I say all this not to be snarky, but to point out how many gaps in knowledge there still are in that. They've been patched in with fan-assumptions and unconscious inclusion of knowledge that came from outside-of-the-movie sources, but what we are given in the film still does not adequately explain how we got from the end of Return of the Jedi to here, or what the various groups' relationships to each other are.

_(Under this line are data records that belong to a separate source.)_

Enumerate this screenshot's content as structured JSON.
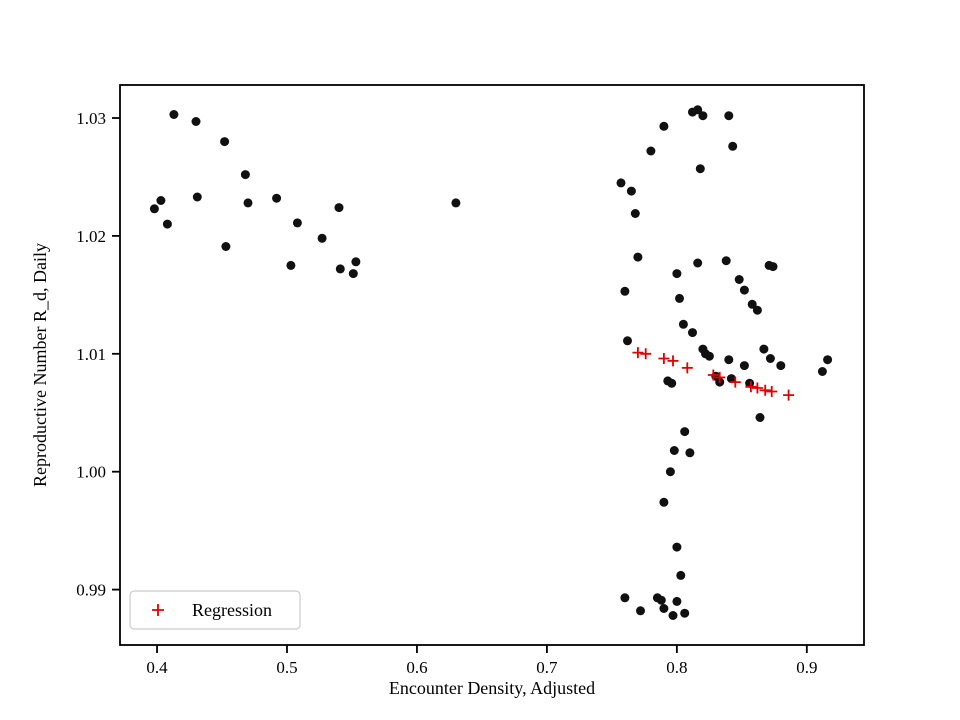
{
  "chart_data": {
    "type": "scatter",
    "title": "",
    "xlabel": "Encounter Density, Adjusted",
    "ylabel": "Reproductive Number R_d, Daily",
    "xlim": [
      0.3715,
      0.944
    ],
    "ylim": [
      0.9853,
      1.0328
    ],
    "xticks": [
      0.4,
      0.5,
      0.6,
      0.7,
      0.8,
      0.9
    ],
    "xtick_labels": [
      "0.4",
      "0.5",
      "0.6",
      "0.7",
      "0.8",
      "0.9"
    ],
    "yticks": [
      0.99,
      1.0,
      1.01,
      1.02,
      1.03
    ],
    "ytick_labels": [
      "0.99",
      "1.00",
      "1.01",
      "1.02",
      "1.03"
    ],
    "grid": false,
    "legend": {
      "label": "Regression",
      "position": "lower left",
      "marker": "plus",
      "color": "#e00000"
    },
    "series": [
      {
        "name": "observations",
        "marker": "circle",
        "color": "#111111",
        "points": [
          [
            0.398,
            1.0223
          ],
          [
            0.403,
            1.023
          ],
          [
            0.408,
            1.021
          ],
          [
            0.413,
            1.0303
          ],
          [
            0.43,
            1.0297
          ],
          [
            0.431,
            1.0233
          ],
          [
            0.452,
            1.028
          ],
          [
            0.453,
            1.0191
          ],
          [
            0.468,
            1.0252
          ],
          [
            0.47,
            1.0228
          ],
          [
            0.492,
            1.0232
          ],
          [
            0.503,
            1.0175
          ],
          [
            0.508,
            1.0211
          ],
          [
            0.527,
            1.0198
          ],
          [
            0.54,
            1.0224
          ],
          [
            0.541,
            1.0172
          ],
          [
            0.551,
            1.0168
          ],
          [
            0.553,
            1.0178
          ],
          [
            0.63,
            1.0228
          ],
          [
            0.757,
            1.0245
          ],
          [
            0.76,
            1.0153
          ],
          [
            0.762,
            1.0111
          ],
          [
            0.765,
            1.0238
          ],
          [
            0.768,
            1.0219
          ],
          [
            0.77,
            1.0182
          ],
          [
            0.78,
            1.0272
          ],
          [
            0.79,
            1.0293
          ],
          [
            0.812,
            1.0305
          ],
          [
            0.816,
            1.0307
          ],
          [
            0.82,
            1.0302
          ],
          [
            0.818,
            1.0257
          ],
          [
            0.84,
            1.0302
          ],
          [
            0.843,
            1.0276
          ],
          [
            0.8,
            1.0168
          ],
          [
            0.802,
            1.0147
          ],
          [
            0.816,
            1.0177
          ],
          [
            0.838,
            1.0179
          ],
          [
            0.848,
            1.0163
          ],
          [
            0.852,
            1.0154
          ],
          [
            0.858,
            1.0142
          ],
          [
            0.862,
            1.0137
          ],
          [
            0.871,
            1.0175
          ],
          [
            0.874,
            1.0174
          ],
          [
            0.805,
            1.0125
          ],
          [
            0.812,
            1.0118
          ],
          [
            0.82,
            1.0104
          ],
          [
            0.822,
            1.01
          ],
          [
            0.825,
            1.0098
          ],
          [
            0.84,
            1.0095
          ],
          [
            0.852,
            1.009
          ],
          [
            0.867,
            1.0104
          ],
          [
            0.872,
            1.0096
          ],
          [
            0.88,
            1.009
          ],
          [
            0.912,
            1.0085
          ],
          [
            0.916,
            1.0095
          ],
          [
            0.793,
            1.0077
          ],
          [
            0.796,
            1.0075
          ],
          [
            0.83,
            1.0081
          ],
          [
            0.833,
            1.0076
          ],
          [
            0.842,
            1.0079
          ],
          [
            0.856,
            1.0075
          ],
          [
            0.864,
            1.0046
          ],
          [
            0.806,
            1.0034
          ],
          [
            0.798,
            1.0018
          ],
          [
            0.81,
            1.0016
          ],
          [
            0.795,
            1.0
          ],
          [
            0.79,
            0.9974
          ],
          [
            0.8,
            0.9936
          ],
          [
            0.803,
            0.9912
          ],
          [
            0.76,
            0.9893
          ],
          [
            0.772,
            0.9882
          ],
          [
            0.785,
            0.9893
          ],
          [
            0.788,
            0.9891
          ],
          [
            0.79,
            0.9884
          ],
          [
            0.797,
            0.9878
          ],
          [
            0.8,
            0.989
          ],
          [
            0.806,
            0.988
          ]
        ]
      },
      {
        "name": "Regression",
        "marker": "plus",
        "color": "#e00000",
        "points": [
          [
            0.77,
            1.0101
          ],
          [
            0.776,
            1.01
          ],
          [
            0.79,
            1.0096
          ],
          [
            0.797,
            1.0094
          ],
          [
            0.808,
            1.0088
          ],
          [
            0.828,
            1.0082
          ],
          [
            0.833,
            1.008
          ],
          [
            0.845,
            1.0076
          ],
          [
            0.857,
            1.0072
          ],
          [
            0.862,
            1.0071
          ],
          [
            0.868,
            1.0069
          ],
          [
            0.873,
            1.0068
          ],
          [
            0.886,
            1.0065
          ]
        ]
      }
    ]
  }
}
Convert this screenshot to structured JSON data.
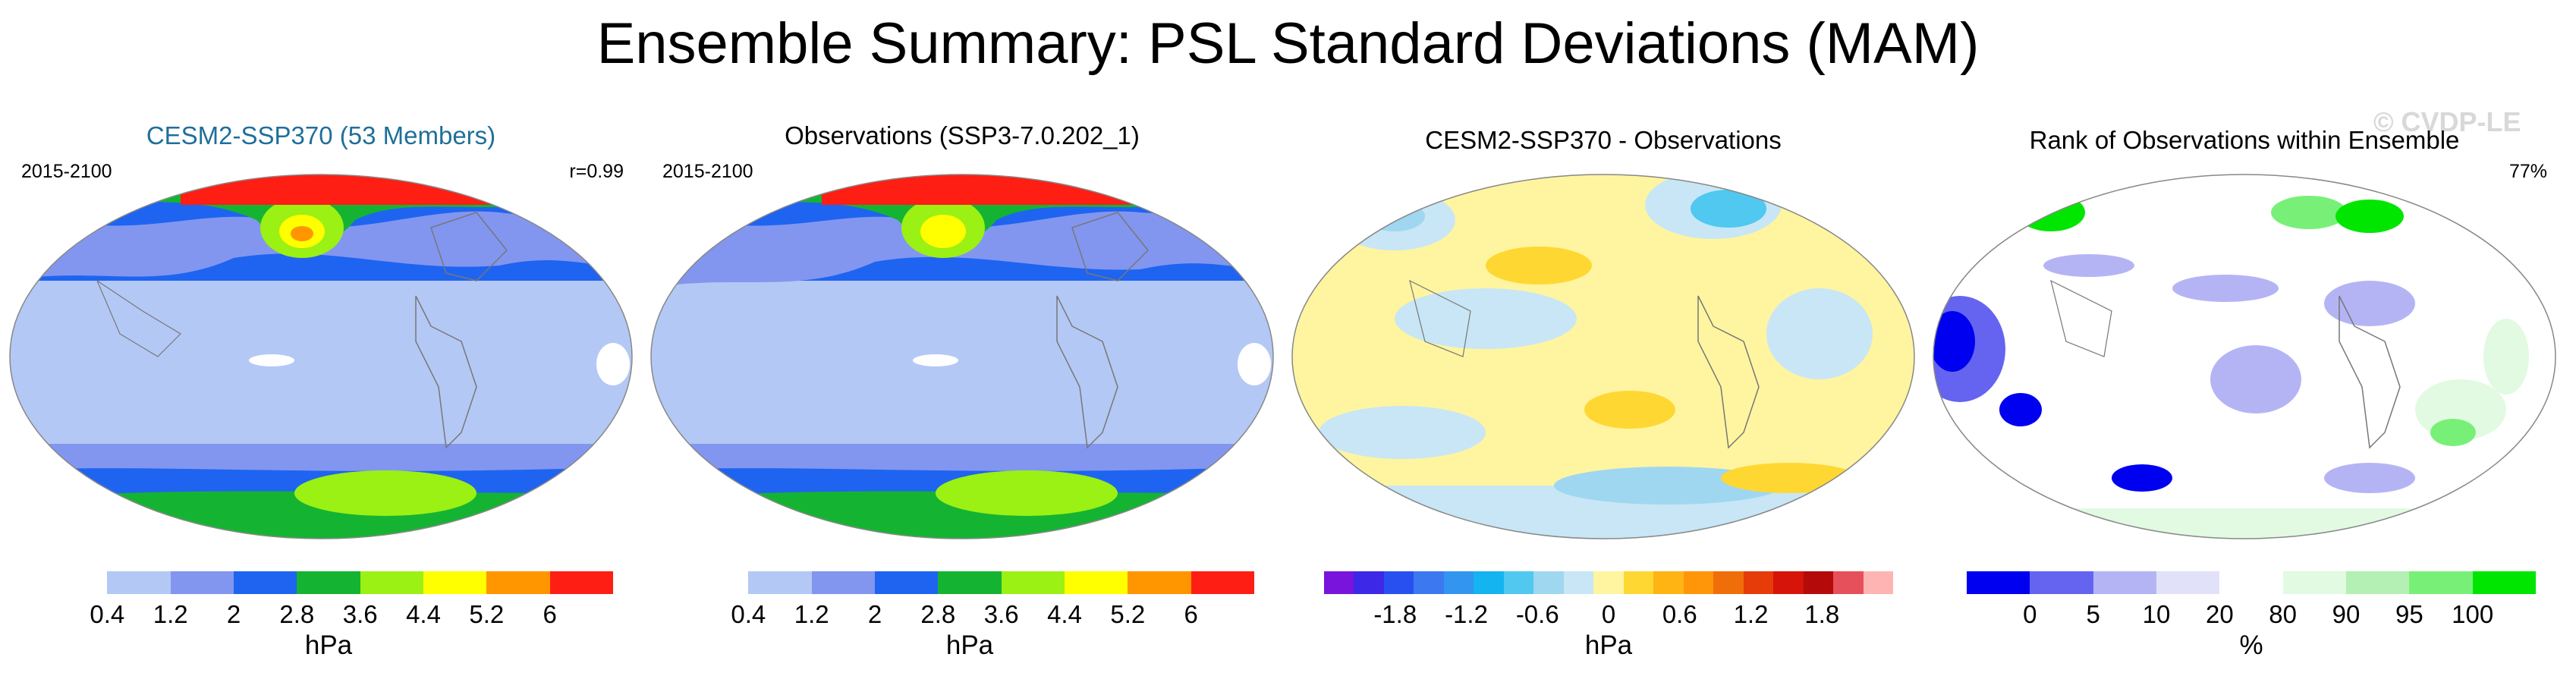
{
  "title": "Ensemble Summary: PSL Standard Deviations (MAM)",
  "watermark": "© CVDP-LE",
  "panels": [
    {
      "title": "CESM2-SSP370 (53 Members)",
      "left_label": "2015-2100",
      "right_label": "r=0.99"
    },
    {
      "title": "Observations (SSP3-7.0.202_1)",
      "left_label": "2015-2100",
      "right_label": ""
    },
    {
      "title": "CESM2-SSP370 - Observations",
      "left_label": "",
      "right_label": ""
    },
    {
      "title": "Rank of Observations within Ensemble",
      "left_label": "",
      "right_label": "77%"
    }
  ],
  "chart_data": [
    {
      "type": "heatmap",
      "title": "CESM2-SSP370 (53 Members)",
      "period": "2015-2100",
      "pattern_correlation": "r=0.99",
      "colorbar": {
        "unit": "hPa",
        "ticks": [
          "0.4",
          "1.2",
          "2",
          "2.8",
          "3.6",
          "4.4",
          "5.2",
          "6"
        ],
        "colors": [
          "#ffffff",
          "#b4c8f5",
          "#8296f0",
          "#1e64f0",
          "#14b432",
          "#9bf014",
          "#ffff00",
          "#ff9600",
          "#ff1e14"
        ]
      }
    },
    {
      "type": "heatmap",
      "title": "Observations (SSP3-7.0.202_1)",
      "period": "2015-2100",
      "colorbar": {
        "unit": "hPa",
        "ticks": [
          "0.4",
          "1.2",
          "2",
          "2.8",
          "3.6",
          "4.4",
          "5.2",
          "6"
        ],
        "colors": [
          "#ffffff",
          "#b4c8f5",
          "#8296f0",
          "#1e64f0",
          "#14b432",
          "#9bf014",
          "#ffff00",
          "#ff9600",
          "#ff1e14"
        ]
      }
    },
    {
      "type": "heatmap",
      "title": "CESM2-SSP370 - Observations",
      "colorbar": {
        "unit": "hPa",
        "ticks": [
          "-1.8",
          "-1.2",
          "-0.6",
          "0",
          "0.6",
          "1.2",
          "1.8"
        ],
        "colors": [
          "#7814dc",
          "#3c28e6",
          "#2850f0",
          "#3c78f0",
          "#3296f0",
          "#14b4f0",
          "#50c8f0",
          "#a0d7f0",
          "#c8e6f5",
          "#fff5a0",
          "#ffd732",
          "#ffb414",
          "#ff960a",
          "#f06e0a",
          "#e63c0a",
          "#d7140a",
          "#b40a0a",
          "#e6505a",
          "#ffb4b4"
        ]
      }
    },
    {
      "type": "heatmap",
      "title": "Rank of Observations within Ensemble",
      "percent_in_range": "77%",
      "colorbar": {
        "unit": "%",
        "ticks": [
          "0",
          "5",
          "10",
          "20",
          "80",
          "90",
          "95",
          "100"
        ],
        "colors": [
          "#0000f0",
          "#6464f0",
          "#b4b4f5",
          "#e1e1fa",
          "#ffffff",
          "#e1fae1",
          "#b4f0b4",
          "#78f078",
          "#00e600"
        ]
      }
    }
  ]
}
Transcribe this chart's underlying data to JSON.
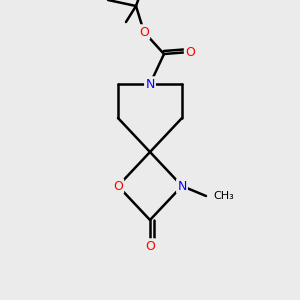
{
  "background_color": "#EBEBEB",
  "bond_color": "#000000",
  "atom_colors": {
    "N": "#0000FF",
    "O": "#FF0000",
    "C": "#000000"
  },
  "bond_width": 1.8,
  "figsize": [
    3.0,
    3.0
  ],
  "dpi": 100
}
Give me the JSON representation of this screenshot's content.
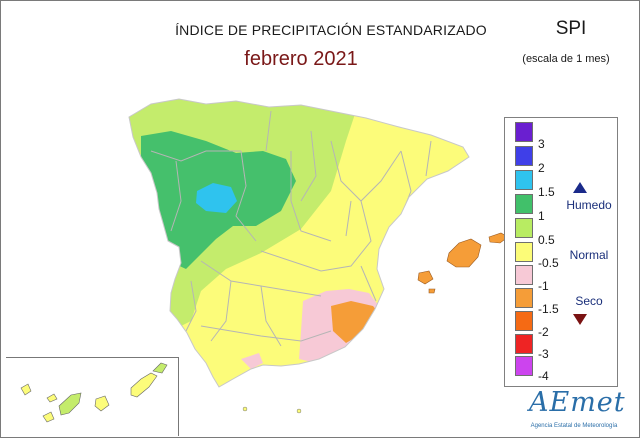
{
  "header": {
    "title": "ÍNDICE DE PRECIPITACIÓN ESTANDARIZADO",
    "period": "febrero 2021",
    "index_name": "SPI",
    "scale_note": "(escala de 1 mes)"
  },
  "legend": {
    "ticks": [
      "3",
      "2",
      "1.5",
      "1",
      "0.5",
      "-0.5",
      "-1",
      "-1.5",
      "-2",
      "-3",
      "-4"
    ],
    "classes": [
      {
        "color": "#6a1fd0"
      },
      {
        "color": "#3f3fe8"
      },
      {
        "color": "#2fc3ee"
      },
      {
        "color": "#41c06a"
      },
      {
        "color": "#b8ec62"
      },
      {
        "color": "#fcfc78"
      },
      {
        "color": "#f7c9d6"
      },
      {
        "color": "#f59d38"
      },
      {
        "color": "#f56a14"
      },
      {
        "color": "#ee2424"
      },
      {
        "color": "#cc44ee"
      }
    ],
    "categories": {
      "wet": "Humedo",
      "normal": "Normal",
      "dry": "Seco"
    }
  },
  "map_regions": {
    "green": "#45c06c",
    "lightgreen": "#c4ec6c",
    "yellow": "#fcfc7a",
    "cyan": "#2fc3ee",
    "pink": "#f7c9d6",
    "orange": "#f59d38",
    "border": "#b8b8b8"
  },
  "logo": {
    "name": "AEmet",
    "subtitle": "Agencia Estatal de Meteorología"
  }
}
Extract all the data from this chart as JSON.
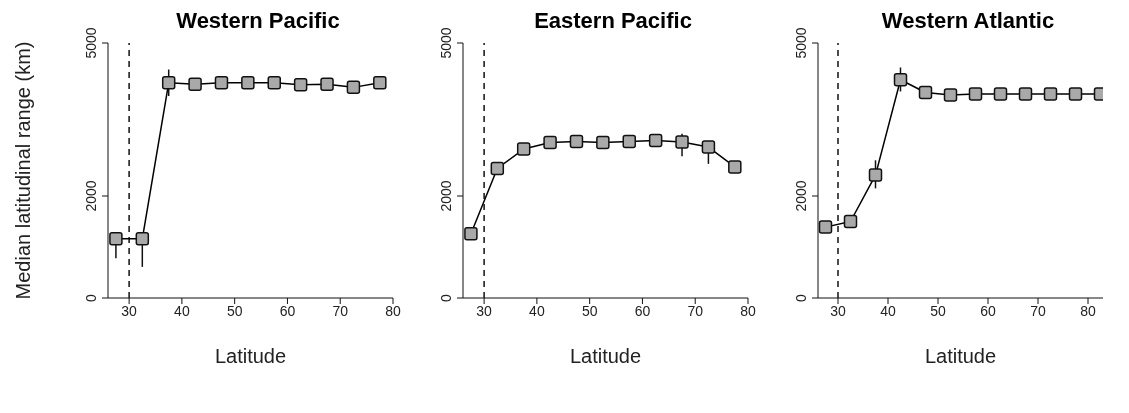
{
  "chart_data": [
    {
      "type": "line",
      "title": "Western Pacific",
      "xlabel": "Latitude",
      "ylabel": "Median latitudinal range (km)",
      "x": [
        27.5,
        32.5,
        37.5,
        42.5,
        47.5,
        52.5,
        57.5,
        62.5,
        67.5,
        72.5,
        77.5
      ],
      "values": [
        1160,
        1160,
        4220,
        4190,
        4220,
        4220,
        4220,
        4180,
        4190,
        4130,
        4220
      ],
      "errors": [
        [
          780,
          1250
        ],
        [
          610,
          1250
        ],
        [
          3960,
          4480
        ],
        null,
        null,
        null,
        null,
        null,
        null,
        null,
        null
      ],
      "color": "#000000",
      "marker": "square",
      "line_style": "solid",
      "xlim": [
        26,
        80
      ],
      "xticks": [
        30,
        40,
        50,
        60,
        70,
        80
      ],
      "ylim": [
        0,
        5000
      ],
      "yticks": [
        0,
        2000,
        5000
      ],
      "grid": false,
      "legend": false,
      "ref_lines": [
        {
          "axis": "x",
          "value": 30,
          "line_style": "dashed"
        }
      ]
    },
    {
      "type": "line",
      "title": "Eastern Pacific",
      "xlabel": "Latitude",
      "x": [
        27.5,
        32.5,
        37.5,
        42.5,
        47.5,
        52.5,
        57.5,
        62.5,
        67.5,
        72.5,
        77.5
      ],
      "values": [
        1260,
        2540,
        2920,
        3050,
        3070,
        3050,
        3070,
        3090,
        3060,
        2960,
        2570
      ],
      "errors": [
        null,
        null,
        null,
        null,
        null,
        null,
        null,
        null,
        [
          2780,
          3220
        ],
        [
          2630,
          3050
        ],
        null
      ],
      "color": "#000000",
      "marker": "square",
      "line_style": "solid",
      "xlim": [
        26,
        80
      ],
      "xticks": [
        30,
        40,
        50,
        60,
        70,
        80
      ],
      "ylim": [
        0,
        5000
      ],
      "yticks": [
        0,
        2000,
        5000
      ],
      "grid": false,
      "legend": false,
      "ref_lines": [
        {
          "axis": "x",
          "value": 30,
          "line_style": "dashed"
        }
      ]
    },
    {
      "type": "line",
      "title": "Western Atlantic",
      "xlabel": "Latitude",
      "x": [
        27.5,
        32.5,
        37.5,
        42.5,
        47.5,
        52.5,
        57.5,
        62.5,
        67.5,
        72.5,
        77.5,
        82.5
      ],
      "values": [
        1390,
        1500,
        2410,
        4280,
        4030,
        3980,
        4000,
        4000,
        4000,
        4000,
        4000,
        4000
      ],
      "errors": [
        null,
        null,
        [
          2150,
          2700
        ],
        [
          4050,
          4520
        ],
        null,
        null,
        null,
        null,
        null,
        null,
        null,
        null
      ],
      "color": "#000000",
      "marker": "square",
      "line_style": "solid",
      "xlim": [
        26,
        83
      ],
      "xticks": [
        30,
        40,
        50,
        60,
        70,
        80
      ],
      "ylim": [
        0,
        5000
      ],
      "yticks": [
        0,
        2000,
        5000
      ],
      "grid": false,
      "legend": false,
      "ref_lines": [
        {
          "axis": "x",
          "value": 30,
          "line_style": "dashed"
        }
      ]
    }
  ]
}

No, by the end of that, we know that the Empire is a major galactic power with a large starfleet and multiple star systems that used to be part of a Republic, but has turned into a tyranny, is using the bureaucracy of that Old Republic in order to maintain control but is slowly dismantling it as the Emperor seizes more and more power, that the guardians of peace and justice in the galaxy that accompany the Republic had been hunted down and slaughtered by a servant of this Empire, that their primary doctrine is now to rule by fear in place of the democratic Senate that they have disbanded (which previously held the worst atrocities in chek, and had the power, if they sympathized with the Rebellion, to actually put a hitch in the Emperor's plans, but that has now been swept aside)... we know that the Rebel Alliance are a group of Imperial citizens that have turned and are opposing them because of their growing tyranny and tightening control, (as per Leia statements to Tarkin), and that because they have learned of the Empire's dreadful new weapon and have decided to take an active stand against them. We know they have leadership from elder statesman who are ceterans of the Clone Wars, and sympathies toward the Jedi Knights, are known of by the galaxy at large, have been on a number of secret bases throughout the galaxy, keeping on the move, abandoning old ones and finding new places to hide... we know plenty about the logistics and setup and motivations and goals, even implications of the Empire's size and origins. And all in one film.miguelnuva wrote:Star Wars has always had massive gaps, one could ask why the rebels are fighting the Empire for example in Anh.
So far in two, we barely know a fraction of that about the First Order, and have no explanation how things went from the status quo that we were left in the precursor film to the current ones, which is rather a necessity for a sequel that has changed around the Galaxy so much to establish.
The original Star Wars threw us into something new, but it was masterful at leaving clues and context, by implication as well as direct statement, to allow us to get our bearings and get a very solid idea of what was going on. The sequel trilogy arguably creates just as new a universe, as completely disconnected as it is from anything that came before, or else make such a drastic change to a familiar universe that the audience is left completely without bearings. It is on them to do at least as much explanation- as the original prove it can be done organically in without disrupting the story for exposition- and is definitely incumbent upon the sequel to not spin the events of Episode 7 in such a direction as to make even less sense.*
*For instance, turning the Starkiller Base event into the loss of hope for the Galaxy and aparent complete defeat of the New Republic, or going from the New Republic sitting by the sidelines because the Resistance had no proof of the First Order's threat to retconning that Poe and the others, despite almost no time having passed in which they could have learned it, now know Snoke's mega-warship on sight, indicating that they did have prior knowledge of the First Order's strength.
These things weren't errors in and of themselves in The Force Awakens, but the way that TLJ chose to add to the mythology them turned into issues.